What would that data look like in R? Well, actually, the structure nicely corresponds to a data frame in R, that ideally looks like this: the rows in the data frame correspond to the records and the columns of the data frame correspond to the fields. The field names are used to name the data frame columns. But how to go from the CSV file to this data frame?
The mother of all these data import functions is the read.table() function. It can read in any file in table format and create a data frame from it. The number of arguments you can specify for this function is huge, so I won't go through each and every one of these arguments. Instead, let's have a look at the read.table() call that imports states.csv and try to understand what happens.
The first argument of the read.table() function is the path to the file you want to import into R. If the file is in your current working directory, simply passing the filename as a character string works.

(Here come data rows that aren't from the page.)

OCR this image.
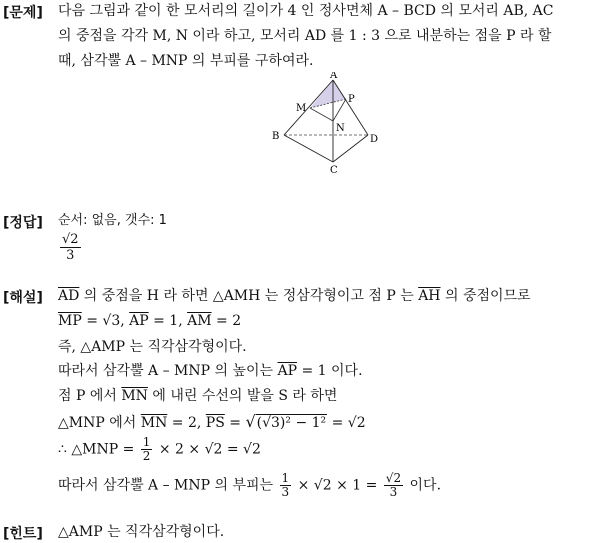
[문제] 다음 그림과 같이 한 모서리의 길이가 4 인 정사면체 A – BCD 의 모서리 AB, AC
의 중점을 각각 M, N 이라 하고, 모서리 AD 를 1 : 3 으로 내분하는 점을 P 라 할
때, 삼각뿔 A – MNP 의 부피를 구하여라.
A
M
P
N
B	D
C
[정답] 순서: 없음, 갯수: 1
$\frac{√2}{3}$
[해설] $\overline{AD}$ 의 중점을 H 라 하면 △AMH 는 정삼각형이고 점 P 는 $\overline{AH}$ 의 중점이므로
$\overline{MP} = √3$, $\overline{AP} = 1$, $\overline{AM} = 2$
즉, △AMP 는 직각삼각형이다.
따라서 삼각뿔 A – MNP 의 높이는 $\overline{AP} = 1$ 이다.
점 P 에서 $\overline{MN}$ 에 내린 수선의 발을 S 라 하면
△MNP 에서 $\overline{MN} = 2$, $\overline{PS} = √(√3)^2 - 1^2 = √2$
∴ △MNP = $\frac{1}{2} \times 2 \times √2 = √2$
따라서 삼각뿔 A – MNP 의 부피는 $\frac{1}{3} \times √2 \times 1 = \frac{√2}{3}$ 이다.
[힌트] △AMP 는 직각삼각형이다.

If your file is located somewhere else, things get tricky. Depending on the platform you're working on, Linux, Microsoft, Mac, whatever, file paths are specified differently. To build a path to a file in a platform-independent way, you can use the file.path() function.

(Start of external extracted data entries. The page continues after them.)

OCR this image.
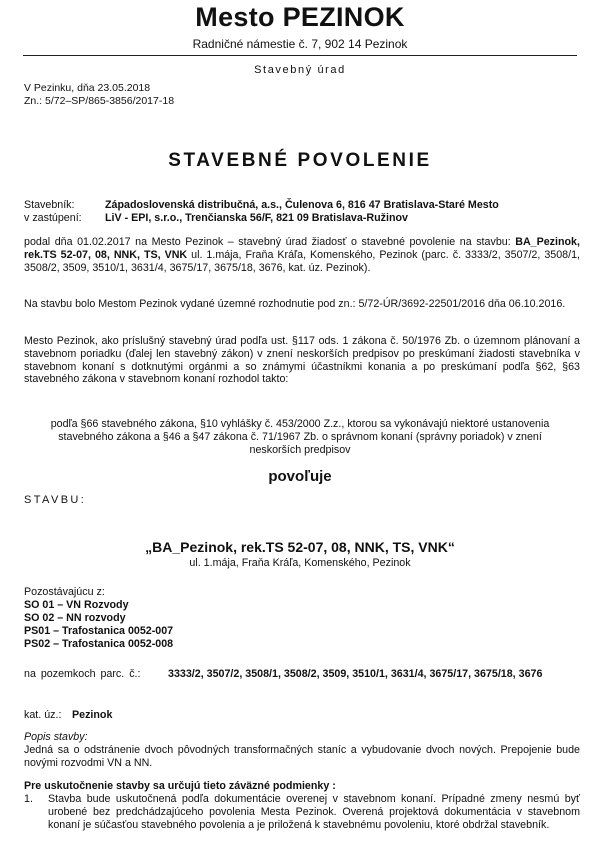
Mesto PEZINOK
Radničné námestie č. 7, 902 14 Pezinok
Stavebný úrad
V Pezinku, dňa 23.05.2018
Zn.: 5/72–SP/865-3856/2017-18
STAVEBNÉ POVOLENIE
Stavebník:	Západoslovenská distribučná, a.s., Čulenova 6, 816 47 Bratislava-Staré Mesto
v zastúpení: LiV - EPI, s.r.o., Trenčianska 56/F, 821 09 Bratislava-Ružinov
podal dňa 01.02.2017 na Mesto Pezinok – stavebný úrad žiadosť o stavebné povolenie na stavbu: BA_Pezinok, rek.TS 52-07, 08, NNK, TS, VNK ul. 1.mája, Fraňa Kráľa, Komenského, Pezinok (parc. č. 3333/2, 3507/2, 3508/1, 3508/2, 3509, 3510/1, 3631/4, 3675/17, 3675/18, 3676, kat. úz. Pezinok).
Na stavbu bolo Mestom Pezinok vydané územné rozhodnutie pod zn.: 5/72-ÚR/3692-22501/2016 dňa 06.10.2016.
Mesto Pezinok, ako príslušný stavebný úrad podľa ust. §117 ods. 1 zákona č. 50/1976 Zb. o územnom plánovaní a stavebnom poriadku (ďalej len stavebný zákon) v znení neskorších predpisov po preskúmaní žiadosti stavebníka v stavebnom konaní s dotknutými orgánmi a so známymi účastníkmi konania a po preskúmaní podľa §62, §63 stavebného zákona v stavebnom konaní rozhodol takto:
podľa §66 stavebného zákona, §10 vyhlášky č. 453/2000 Z.z., ktorou sa vykonávajú niektoré ustanovenia stavebného zákona a §46 a §47 zákona č. 71/1967 Zb. o správnom konaní (správny poriadok) v znení neskorších predpisov
povoľuje
STAVBU:
„BA_Pezinok, rek.TS 52-07, 08, NNK, TS, VNK“
ul. 1.mája, Fraňa Kráľa, Komenského, Pezinok
Pozostávajúcu z:
SO 01 – VN Rozvody
SO 02 – NN rozvody
PS01 – Trafostanica 0052-007
PS02 – Trafostanica 0052-008
na pozemkoch parc. č.:	3333/2, 3507/2, 3508/1, 3508/2, 3509, 3510/1, 3631/4, 3675/17, 3675/18, 3676
kat. úz.: Pezinok
Popis stavby:
Jedná sa o odstránenie dvoch pôvodných transformačných staníc a vybudovanie dvoch nových. Prepojenie bude novými rozvodmi VN a NN.
Pre uskutočnenie stavby sa určujú tieto záväzné podmienky :
1. Stavba bude uskutočnená podľa dokumentácie overenej v stavebnom konaní. Prípadné zmeny nesmú byť urobené bez predchádzajúceho povolenia Mesta Pezinok. Overená projektová dokumentácia v stavebnom konaní je súčasťou stavebného povolenia a je priložená k stavebnému povoleniu, ktoré obdržal stavebník.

Now for the header argument. If you set this to TRUE, you tell R that the first row of the text file contains the variable names, which is the case here. read.table() sets this argument FALSE by default, which would mean that the first row is already an observation.
Next, sep is the argument that specifies how fields in a record are separated. For our csv file here, the field separator is a comma, so we use a comma inside quotes.

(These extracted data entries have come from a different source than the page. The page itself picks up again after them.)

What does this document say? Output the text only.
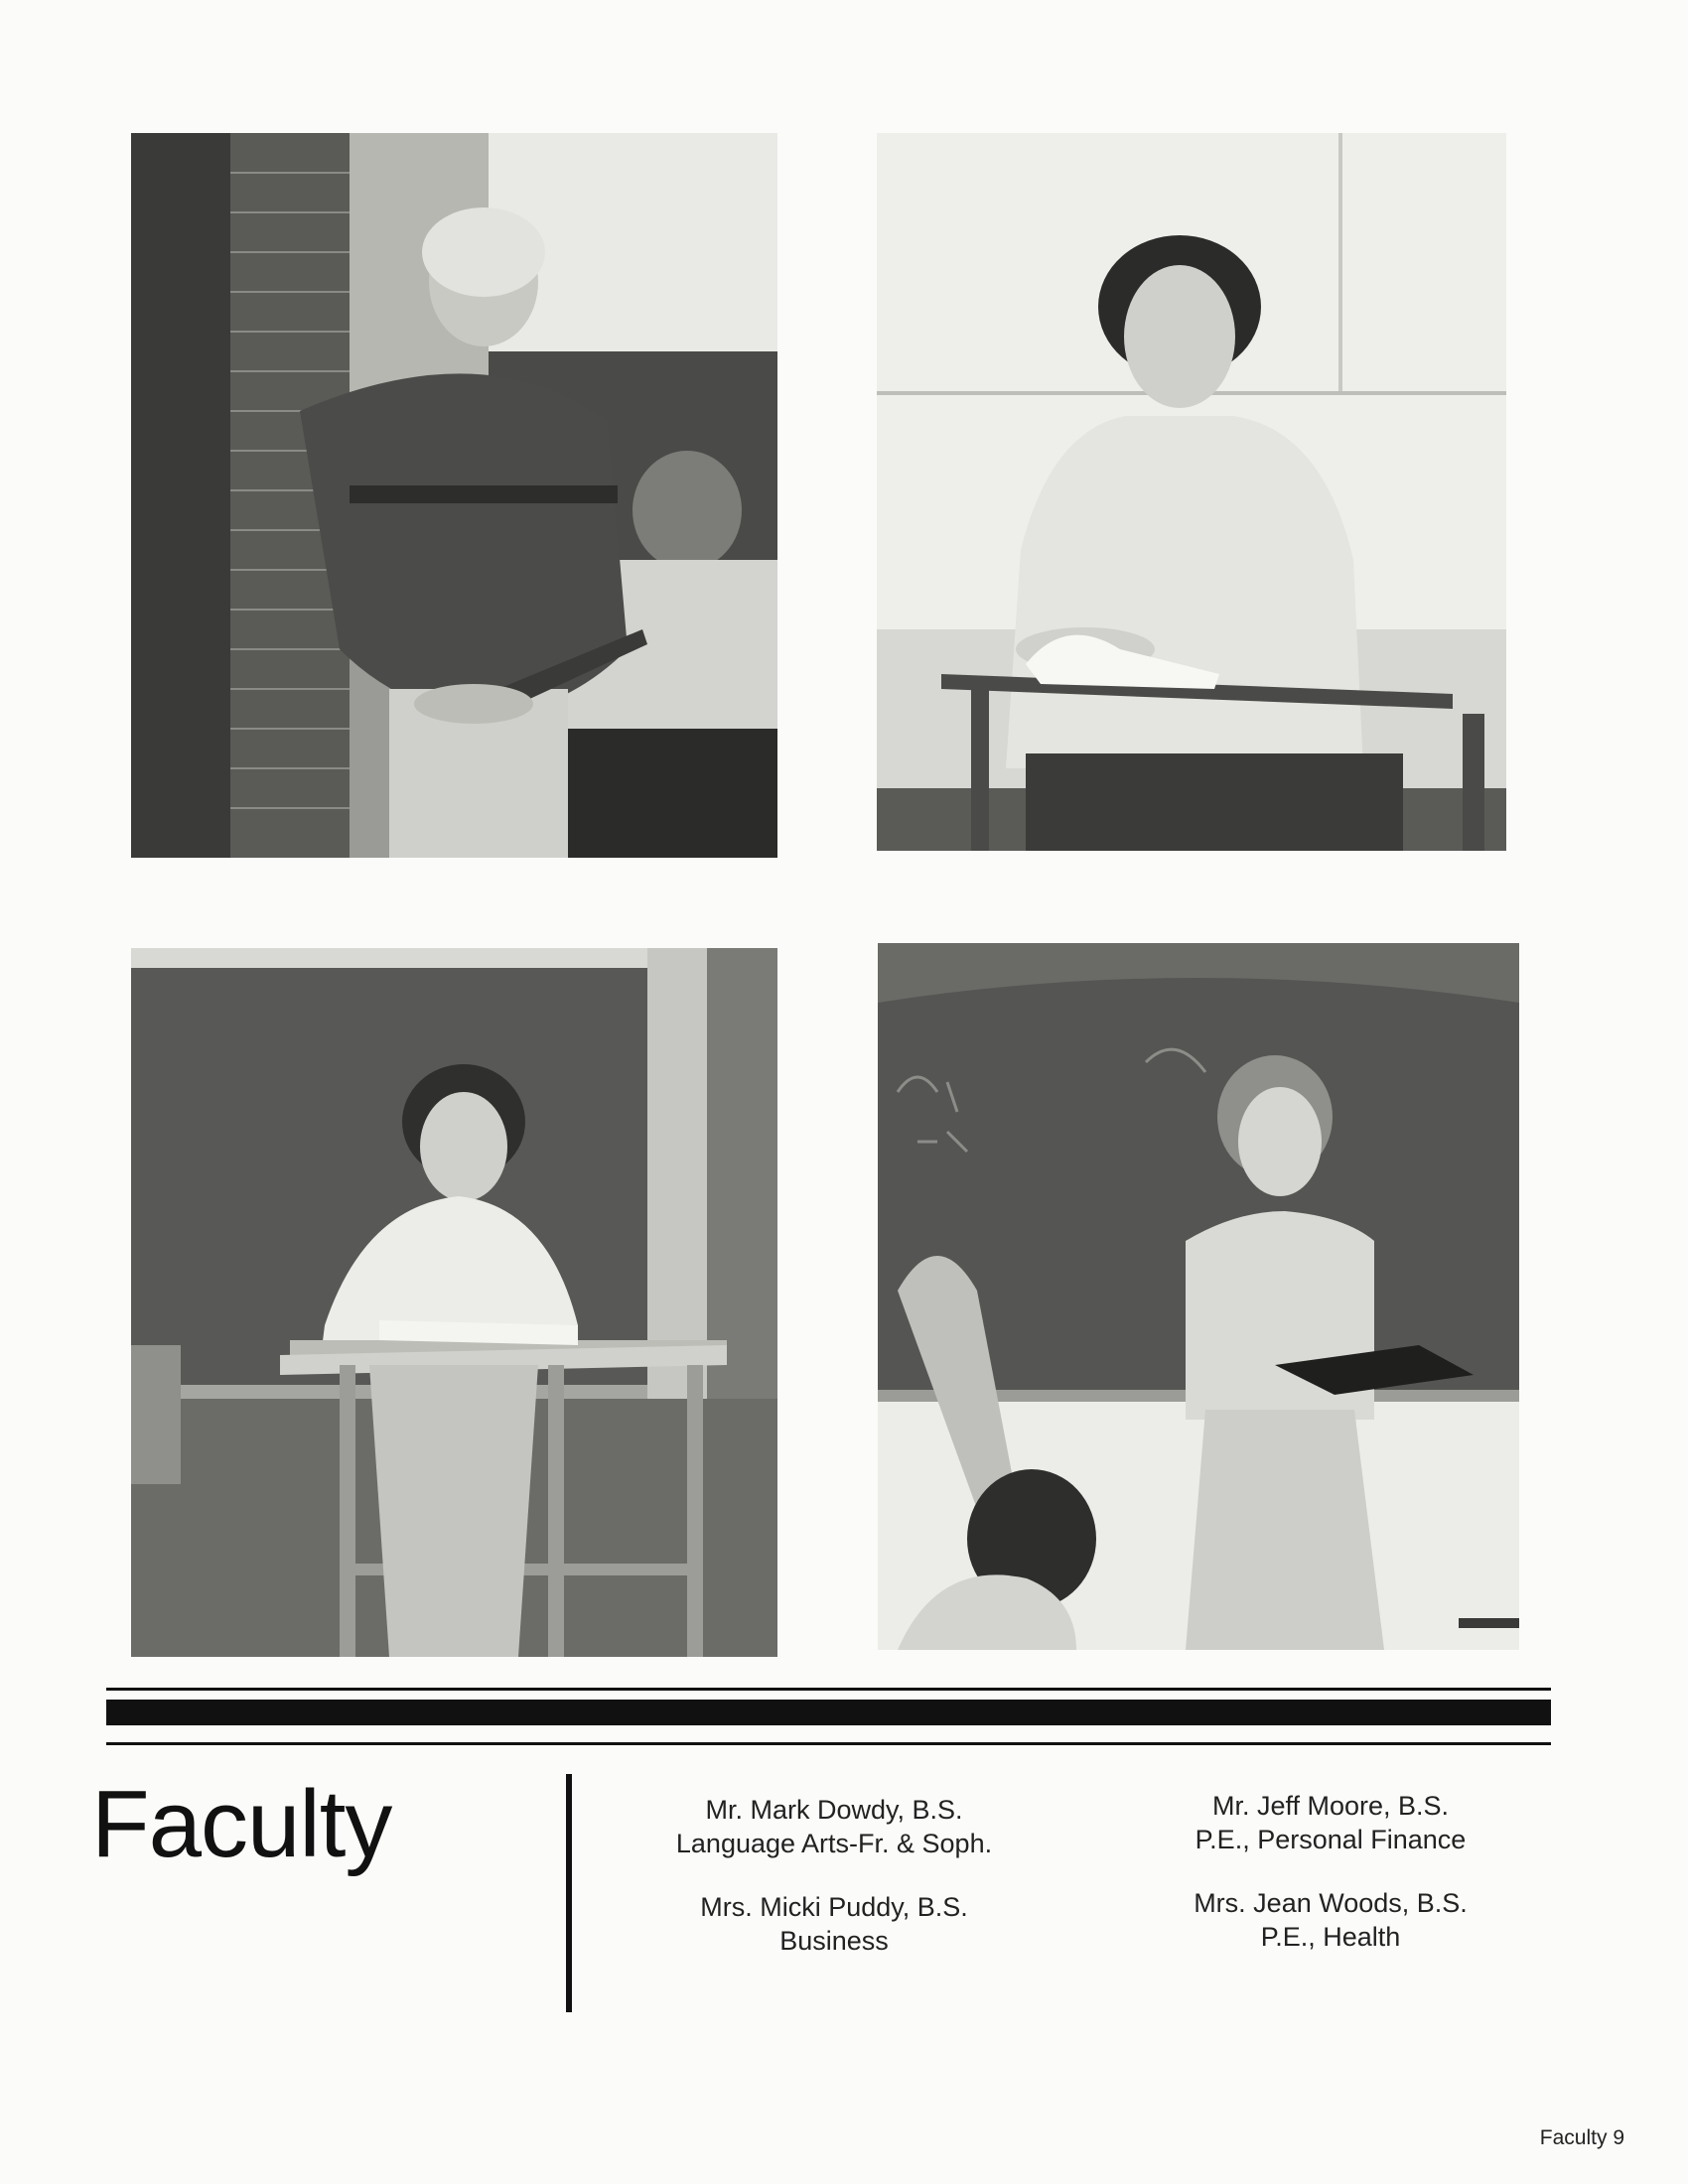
Faculty	Mr. Mark Dowdy, B.S.
Language Arts-Fr. & Soph.
Mrs. Micki Puddy, B.S.
Business
Mr. Jeff Moore, B.S.
P.E., Personal Finance
Mrs. Jean Woods, B.S.
P.E., Health
Faculty 9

Finally, the stringsAsFactors argument is pretty important. It's TRUE by default, which means that columns, or variables, that are strings, are imported into R as factors, the data structure to store categorical variables. In this case, the column containing the country names shouldn't be a factor, so we set stringsAsFactors to FALSE.
If we actually run this call now, we indeed get a data frame with 5 observations and 4 variables, that corresponds nicely to the CSV file we started with.
The read table function works fine, but it's pretty tiring to specify all these arguments every time, right? CSV files are a common and standardized type of flat files. That's why the utils package also provides the read.csv function. This function is a wrapper around the read.table() function, so read.csv() calls read.table() behind the scenes, but with different default arguments to match with the CSV format.
More specifically, the default for header is TRUE and for sep is a comma, so you don't have to manually specify these anymore. This means that this read.table() call from before is thus exactly the same as this read.csv() call.
Apart from CSV files, there are also other types of flat files. Take this tab-delimited file, states.txt, with the same data:
To import it with read.table(), you again have to specify a bunch of arguments. This time, you should point to the .txt file instead of the .csv file, and the sep argument should be set to a tab, so backslash t.
You can also use the read.delim() function, which again is a wrapper around read.table; the default arguments for header and sep are adapted, among some others. The result of both calls is again a nice translation of the flat file to a an R data frame.
Now, there's one last thing I want to discuss here. Have a look at this US csv file and its european counterpart, states_eu.csv.
You'll notice that the Europeans use commas for decimal points, while normally one uses the dot. This means that they can't use the comma as the field-delimiter anymore, they need a semicolon. To deal with this easily, R provides the read.csv2() function. Both the sep argument as the dec argument, to tell which character is used for decimal points, are different. Likewise, for read.delim() you have a read.delim2() alternative. Can you spot the differences again? This time, only the dec argument had to change.